Desde antes do início da operação da usina, entidades ambientais alertam para o fato de que a hidrelétrica colocaria em risco a sobrevivência dos rio e das comunidades que dele subsistem, ao diminuir em excesso o fluxo natural das águas.

Desde o início da operação da usina, essa vazão é questionada por órgãos como o Ministério Público Federal e pelo próprio Ibama. Atualmente, está em vigor um acordo com a Norte Energia que restringe o desvio do rio para a usina.

O termo, no entanto, vale até dezembro de 2023.

Mesmo se a resolução proposta por Alexandre Silveira for aprovada, a decisão final sobre a renovação da licença segue com o Ibama.

"O acompanhamento de condicionantes das licenças ambientais cabe essencialmente ao órgão licenciador. O ICMBio, a Funai e outros órgãos públicos participam desse processo", diz Suely Araújo, ex-presidente do instituto e coordenadora de políticas públicas do Observatório do Clima.

"No processo de renovação, temas como os sérios problemas existentes na zona de vazão reduzida ou as dificuldades com os ribeirinhos terão de ser enfrentados. O Ibama vai analisar como ficam as condicionantes e dará a palavra final, independentemente de pressões políticas ou de eventual resolução do CNPE", completa.

Para Elisa Mergulhão, da coordenação nacional do MAB (Movimento Atingidos por Barragens) e que acompanha o caso de Belo Monte, "estando no governo Lula, esperamos ter uma oportunidade melhor de discutir outras condições para essa renovação da licença, contando com maior participação popular".

Ela afirma ainda que uma série de condicionantes precisam ser cuidadosamente analisadas, pois não foram inteira ou parcialmente cumpridas, em especial a que toca o hidrograma, para aumentar a proteção ao meio ambiente e às comunidades afetadas.

"Este hidrograma [em vigor] foi proposto pelo empreendedor", lembra.

Procurados, MME e Ibama não se manifestaram. A Norte Energia preferiu não comentar o assunto.

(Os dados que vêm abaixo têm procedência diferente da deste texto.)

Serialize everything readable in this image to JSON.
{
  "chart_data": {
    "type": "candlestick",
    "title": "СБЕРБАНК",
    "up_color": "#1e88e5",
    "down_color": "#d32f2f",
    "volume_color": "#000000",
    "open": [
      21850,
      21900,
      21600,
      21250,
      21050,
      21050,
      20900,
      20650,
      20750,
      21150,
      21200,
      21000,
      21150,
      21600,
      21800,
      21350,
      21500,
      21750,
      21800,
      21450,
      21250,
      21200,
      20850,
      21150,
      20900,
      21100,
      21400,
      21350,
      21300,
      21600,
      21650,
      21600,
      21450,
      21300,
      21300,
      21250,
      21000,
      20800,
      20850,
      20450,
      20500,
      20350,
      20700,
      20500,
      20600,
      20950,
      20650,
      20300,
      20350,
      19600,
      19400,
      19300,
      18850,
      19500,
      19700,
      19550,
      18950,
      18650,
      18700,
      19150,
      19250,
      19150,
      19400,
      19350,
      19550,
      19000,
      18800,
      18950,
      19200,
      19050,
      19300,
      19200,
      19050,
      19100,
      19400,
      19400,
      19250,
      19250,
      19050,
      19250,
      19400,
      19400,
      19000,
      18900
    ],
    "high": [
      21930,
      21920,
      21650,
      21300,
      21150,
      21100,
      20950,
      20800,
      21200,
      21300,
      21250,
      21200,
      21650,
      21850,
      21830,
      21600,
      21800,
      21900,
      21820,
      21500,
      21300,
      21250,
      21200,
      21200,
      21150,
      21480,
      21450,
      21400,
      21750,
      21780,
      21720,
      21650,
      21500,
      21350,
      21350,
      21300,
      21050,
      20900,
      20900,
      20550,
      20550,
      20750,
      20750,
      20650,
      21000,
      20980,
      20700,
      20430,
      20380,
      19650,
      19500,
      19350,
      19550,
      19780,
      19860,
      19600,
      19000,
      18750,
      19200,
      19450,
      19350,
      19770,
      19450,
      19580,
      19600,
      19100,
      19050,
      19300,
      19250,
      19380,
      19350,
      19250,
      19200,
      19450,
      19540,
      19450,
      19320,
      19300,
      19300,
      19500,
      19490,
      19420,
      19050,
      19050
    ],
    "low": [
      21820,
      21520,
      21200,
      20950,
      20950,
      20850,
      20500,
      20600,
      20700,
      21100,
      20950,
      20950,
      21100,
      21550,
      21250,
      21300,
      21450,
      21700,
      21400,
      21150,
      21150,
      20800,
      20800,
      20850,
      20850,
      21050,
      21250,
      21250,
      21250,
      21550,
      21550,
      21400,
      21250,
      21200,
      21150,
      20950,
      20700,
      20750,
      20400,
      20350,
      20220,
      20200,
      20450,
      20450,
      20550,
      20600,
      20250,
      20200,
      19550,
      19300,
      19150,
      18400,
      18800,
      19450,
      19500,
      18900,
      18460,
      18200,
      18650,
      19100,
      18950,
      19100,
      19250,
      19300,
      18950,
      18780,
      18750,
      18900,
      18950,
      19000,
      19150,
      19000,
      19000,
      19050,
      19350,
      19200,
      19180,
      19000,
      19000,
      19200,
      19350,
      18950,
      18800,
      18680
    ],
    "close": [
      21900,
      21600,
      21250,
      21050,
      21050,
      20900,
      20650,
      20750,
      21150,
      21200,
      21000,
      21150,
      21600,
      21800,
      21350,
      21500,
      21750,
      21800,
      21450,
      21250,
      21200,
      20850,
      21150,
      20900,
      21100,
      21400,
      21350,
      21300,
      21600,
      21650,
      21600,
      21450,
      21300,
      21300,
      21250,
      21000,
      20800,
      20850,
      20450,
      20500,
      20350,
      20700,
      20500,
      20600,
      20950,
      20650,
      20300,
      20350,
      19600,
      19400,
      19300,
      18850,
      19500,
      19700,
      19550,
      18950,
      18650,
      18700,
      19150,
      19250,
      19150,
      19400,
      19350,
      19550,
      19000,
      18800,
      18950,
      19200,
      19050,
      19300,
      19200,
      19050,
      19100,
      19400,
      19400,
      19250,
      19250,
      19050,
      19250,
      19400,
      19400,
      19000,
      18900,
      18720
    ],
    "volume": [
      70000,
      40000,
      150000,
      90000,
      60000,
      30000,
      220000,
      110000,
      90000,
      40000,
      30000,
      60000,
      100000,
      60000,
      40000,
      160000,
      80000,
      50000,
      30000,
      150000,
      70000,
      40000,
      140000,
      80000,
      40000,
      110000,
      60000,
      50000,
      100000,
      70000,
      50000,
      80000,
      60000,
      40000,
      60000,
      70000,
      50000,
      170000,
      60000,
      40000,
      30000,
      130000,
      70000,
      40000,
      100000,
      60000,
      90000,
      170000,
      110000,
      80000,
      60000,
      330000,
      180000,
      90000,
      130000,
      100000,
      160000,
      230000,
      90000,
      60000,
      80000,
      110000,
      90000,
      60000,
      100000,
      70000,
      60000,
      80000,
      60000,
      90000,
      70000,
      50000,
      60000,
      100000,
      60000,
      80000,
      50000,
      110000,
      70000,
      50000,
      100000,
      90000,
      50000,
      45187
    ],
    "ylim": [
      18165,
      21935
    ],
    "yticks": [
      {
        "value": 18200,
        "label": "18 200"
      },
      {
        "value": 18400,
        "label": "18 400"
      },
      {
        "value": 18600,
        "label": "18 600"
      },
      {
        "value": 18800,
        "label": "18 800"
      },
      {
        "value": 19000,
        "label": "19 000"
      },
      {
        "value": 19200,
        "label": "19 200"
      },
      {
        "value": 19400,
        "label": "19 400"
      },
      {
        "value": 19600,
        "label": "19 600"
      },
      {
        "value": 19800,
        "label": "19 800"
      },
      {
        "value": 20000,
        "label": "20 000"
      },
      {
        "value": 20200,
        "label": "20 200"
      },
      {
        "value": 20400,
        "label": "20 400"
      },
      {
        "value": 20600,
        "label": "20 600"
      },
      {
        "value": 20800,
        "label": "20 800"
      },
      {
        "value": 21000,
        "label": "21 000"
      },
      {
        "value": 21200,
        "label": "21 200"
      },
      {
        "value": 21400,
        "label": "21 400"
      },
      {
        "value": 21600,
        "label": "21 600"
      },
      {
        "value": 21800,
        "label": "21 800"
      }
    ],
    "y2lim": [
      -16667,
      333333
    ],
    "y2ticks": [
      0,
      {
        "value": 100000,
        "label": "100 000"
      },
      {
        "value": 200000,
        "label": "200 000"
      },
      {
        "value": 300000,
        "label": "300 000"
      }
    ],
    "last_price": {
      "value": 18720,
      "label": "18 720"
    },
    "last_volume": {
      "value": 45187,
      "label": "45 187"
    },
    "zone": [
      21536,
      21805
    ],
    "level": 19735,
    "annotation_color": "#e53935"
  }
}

O tema estava previsto na pauta de uma sessão extraordinária do CNPE, marcada para a próxima quinta-feira (23). A agenda, no entanto, foi cancelada. A reunião ordinária do conselho, mesmo assim, está prevista para acontecer em 7 de dezembro.

A resolução, assinada por Silveira, reconhece Belo Monte "como de interesse público para garantia da segurança energética do país", e justifica essa condição pela "sua potência instalada de 11.233 MW [megawatts]" —capacidade que seria reduzida se o desvio do rio Xingu fosse menor.

Classifica também a hidrelétrica como "energia limpa, renovável" e recomenda que o Ministério de Minas e Energia, junto com o do Meio Ambiente e o dos Povos Indígenas, "monitore as ações socioambientais desenvolvidas" pela Norte Energia, "visando ao cumprimento das condicionantes".

A proposta da minuta vem acompanhada de uma nota técnica da pasta, que se posiciona contra qualquer tipo de aumento na preservação do curso natural do Xingu —ou seja, defende que não seja reduzido o desvio de água destinado à usina.

O argumento da pasta é de que diminuir o fluxo da hidrelétrica poderia aumentar o preço da conta de luz em 1,7%.

Ele também alerta para que uma possível mudança pode "afetar a segurança do suprimento eletroenergético do SIN", o sistema nacional de energia elétrica.

O ministério ainda argumenta que medidas de redução do desvio de água do rio Xingu, que busquem mitigar o impacto ambiental da usina, podem comprometer o "equilíbrio econômico-financeiro do empreendimento", o que colocaria em xeque o funcionamento dos programas de proteção ambiental promovidos por ele.

Sobre a participação da pasta no processo de acompanhamento das condicionantes ambientais, o documento diz que isso visa "dar celeridade às emissões de licenças e autorizações necessárias para a realização das obras de eletrificação e instalações de sistemas de geração de energia elétrica".